Directions Magazine Contest - Support MapServer!

Ken Lord kenlord at GMAIL.COM
Thu Oct 21 13:52:23 EDT 2004


Hello List,

The Directions Magazine 2004 Web Mapping contest is in full swing. The
entry deadline has passed and the Voting phase has begun.

www.directionsmag.com/web.mapping.contest/

80 websites have been entered in the contest.

In the Business category 2 of those 19 entries have been made using MapServer.

In the Government category 3 of 45 entries list the use of MapServer.

And in the Misc. category 3 of 16 entries list the use of MapServer.

I would like to call upon the MapServer Community to support your
favourite software in this contest, and help drive a MapServer based
website to the winning position in the contest.

A winner will be picked from each category based on the votes received
from the public.  (a quick free registration is required when you
vote)

Now for the shameless personal plug ...

If my efforts have been worthy, I would really appreciate it if your
choice in the Business category was my website.

My website is titled:

'MapServer - For Gold Exploration and Investor Education'

and can be found on the following page of entrants:

http://www.directionsmag.com/web.mapping.contest/?page=2&sort=2&cat=2&view=pages&find=&findStr=

Thank you for your support,

Ken Lord
==============================
Ken Lord B.Sc., A.Dipl.T.H.
Vancouver BC, Canada
kenlord at gmail.com


P.S.

I've made a few nifty tools using JavaScript and ASP to control how
map layers are activated and symbolized, such as the 'Soil Samples by
Percentile' layer that allows you to choose which of 32 elements is
used for symbolization.
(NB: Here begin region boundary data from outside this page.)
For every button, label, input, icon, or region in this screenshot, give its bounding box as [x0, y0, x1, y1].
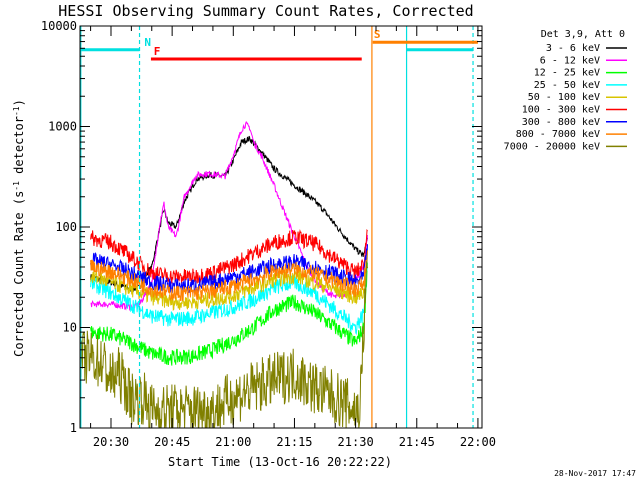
y-tick-label: 10 — [63, 321, 77, 335]
series-line-3 — [90, 262, 368, 366]
y-tick-label: 100 — [55, 220, 77, 234]
x-tick-label: 21:00 — [215, 435, 251, 449]
legend-entry-label: 6 - 12 keV — [540, 55, 600, 66]
series-line-5 — [90, 257, 368, 311]
legend-entry-label: 12 - 25 keV — [534, 68, 600, 79]
legend-entry-label: 800 - 7000 keV — [516, 129, 600, 140]
x-axis-label: Start Time (13-Oct-16 20:22:22) — [168, 455, 392, 469]
x-tick-label: 20:45 — [154, 435, 190, 449]
series-line-9 — [80, 261, 369, 428]
legend-entry-label: 300 - 800 keV — [522, 117, 600, 128]
series-line-4 — [90, 249, 368, 336]
y-axis-label: Corrected Count Rate (s-1 detector-1) — [12, 99, 26, 357]
x-tick-label: 22:00 — [460, 435, 496, 449]
x-tick-label: 21:45 — [399, 435, 435, 449]
x-tick-label: 20:30 — [93, 435, 129, 449]
flag-label-n: N — [144, 36, 151, 49]
series-line-6 — [90, 228, 368, 284]
generation-timestamp: 28-Nov-2017 17:47 — [554, 469, 636, 478]
legend-title: Det 3,9, Att 0 — [541, 29, 625, 40]
y-tick-label: 10000 — [41, 19, 77, 33]
series-line-8 — [90, 250, 368, 301]
axis-layer: 1 10 100 1000 10000 20:30 20:45 21:00 21:15 21:30… — [41, 19, 496, 449]
legend-entry-label: 3 - 6 keV — [546, 43, 600, 54]
legend-entry-label: 7000 - 20000 keV — [504, 141, 600, 152]
legend-entry-label: 25 - 50 keV — [534, 80, 600, 91]
flag-label-f: F — [154, 45, 161, 58]
flag-label-s: S — [374, 28, 381, 41]
series-layer — [80, 120, 369, 428]
legend-entry-label: 50 - 100 keV — [528, 92, 600, 103]
x-tick-label: 21:15 — [276, 435, 312, 449]
x-tick-label: 21:30 — [338, 435, 374, 449]
y-tick-label: 1000 — [48, 120, 77, 134]
y-tick-label: 1 — [70, 421, 77, 435]
legend-entry-label: 100 - 300 keV — [522, 105, 600, 116]
chart-title: HESSI Observing Summary Count Rates, Cor… — [58, 2, 473, 20]
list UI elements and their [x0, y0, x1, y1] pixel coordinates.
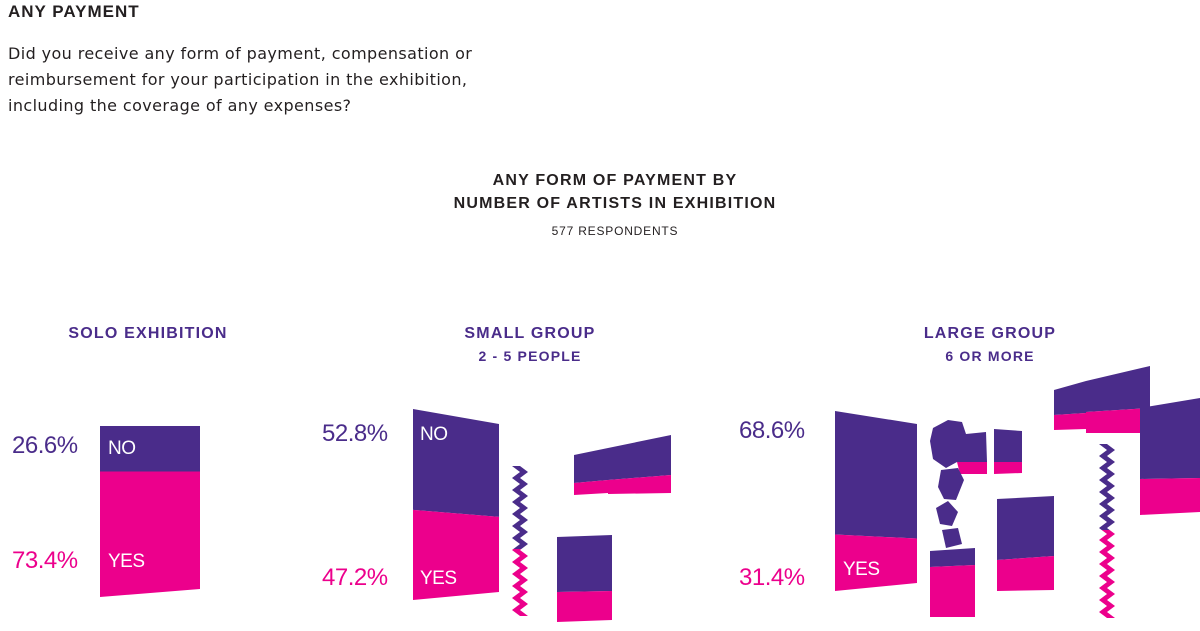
fragment-large-right-yes: [1140, 478, 1200, 515]
fragment-large-chip-a: [938, 468, 964, 500]
fragment-small-top-yes-b: [608, 475, 671, 494]
group-title-small: SMALL GROUP: [464, 325, 596, 342]
group-subtitle-large: 6 OR MORE: [945, 348, 1035, 364]
fragment-small-box-yes: [557, 591, 612, 622]
group-subtitle-small: 2 - 5 PEOPLE: [478, 348, 582, 364]
segment-label-no-1: NO: [420, 424, 448, 445]
page-title: ANY PAYMENT: [8, 2, 140, 21]
fragment-small-top-no-b: [608, 435, 671, 480]
value-label-yes-0: 73.4%: [12, 547, 78, 574]
fragment-large-rock-yes: [957, 462, 987, 474]
bar-segment-no-2: [835, 411, 917, 539]
fragment-large-ledge-yes: [930, 565, 975, 617]
fragment-large-small-yes: [994, 462, 1022, 474]
group-title-solo: SOLO EXHIBITION: [68, 325, 228, 342]
fragment-large-chip-c: [942, 528, 962, 548]
value-label-no-2: 68.6%: [739, 417, 805, 444]
segment-label-yes-0: YES: [108, 551, 145, 572]
question-line: Did you receive any form of payment, com…: [8, 44, 473, 63]
bar-segment-no-0: [100, 426, 200, 472]
bar-segment-yes-0: [100, 471, 200, 597]
segment-label-yes-1: YES: [420, 568, 457, 589]
fragment-large-top-yes-b: [1086, 408, 1150, 433]
segment-label-no-0: NO: [108, 438, 136, 459]
fragment-large-ledge-no: [930, 548, 975, 567]
fragment-large-top-no-b: [1086, 366, 1150, 412]
fragment-large-box-yes: [997, 556, 1054, 591]
question-line: including the coverage of any expenses?: [8, 96, 352, 115]
bar-segment-yes-2: [835, 534, 917, 591]
chart-title-line-2: NUMBER OF ARTISTS IN EXHIBITION: [453, 195, 777, 212]
fragment-large-chip-b: [936, 501, 958, 526]
fragment-large-top-no-a: [1054, 381, 1086, 415]
fragment-small-top-yes-a: [574, 480, 608, 495]
value-label-yes-2: 31.4%: [739, 564, 805, 591]
group-title-large: LARGE GROUP: [923, 325, 1057, 342]
value-label-no-1: 52.8%: [322, 420, 388, 447]
fragment-large-small-no: [994, 429, 1022, 462]
bar-segment-yes-1: [413, 509, 499, 600]
fragment-small-box-no: [557, 535, 612, 592]
question-line: reimbursement for your participation in …: [8, 70, 468, 89]
segment-label-yes-2: YES: [843, 559, 880, 580]
fragment-large-top-yes-a: [1054, 413, 1086, 430]
value-label-no-0: 26.6%: [12, 432, 78, 459]
survey-question: Did you receive any form of payment, com…: [8, 41, 528, 119]
chart-title-line-1: ANY FORM OF PAYMENT BY: [492, 172, 738, 189]
fragment-large-rock-no: [930, 420, 987, 468]
chart-subtitle: 577 RESPONDENTS: [551, 224, 679, 238]
fragment-large-box-no: [997, 496, 1054, 560]
fragment-large-right-no: [1140, 398, 1200, 479]
value-label-yes-1: 47.2%: [322, 564, 388, 591]
fragment-small-top-no-a: [574, 448, 608, 483]
bar-segment-no-1: [413, 409, 499, 517]
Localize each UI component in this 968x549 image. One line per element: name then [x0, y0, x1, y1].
This is effectively 32 different map layers
described by a single layer in the Map configuration file.  Passing
parameters in the URL can work wonders.

The website operates in frames to allow the map to refresh faster
without reloading the full website.

Soil samples, drill holes and BC Minfile and Assement report data can
be queried, generating drill hole assay tables dynamically and linking
to drill hole cross sections, or leading you directly to the
government historical reports.

Over 100 map layers are available that allow a viewer to see how
different types of gold exploration data relate on the mine property,
in particular by allowing you to quickly overlay different soil assay
elements with geophysics, drill hole locations, geology, underground
mine levels, claims, and a 0.25m Orthomosaic.  The site has been used
by company geologists to plan ongoing gold exploration work where
anomolous data hasn't been followed up with ground work.

I'd be happy to answer any questions regarding how I've put things
together if it would be a help to anyone.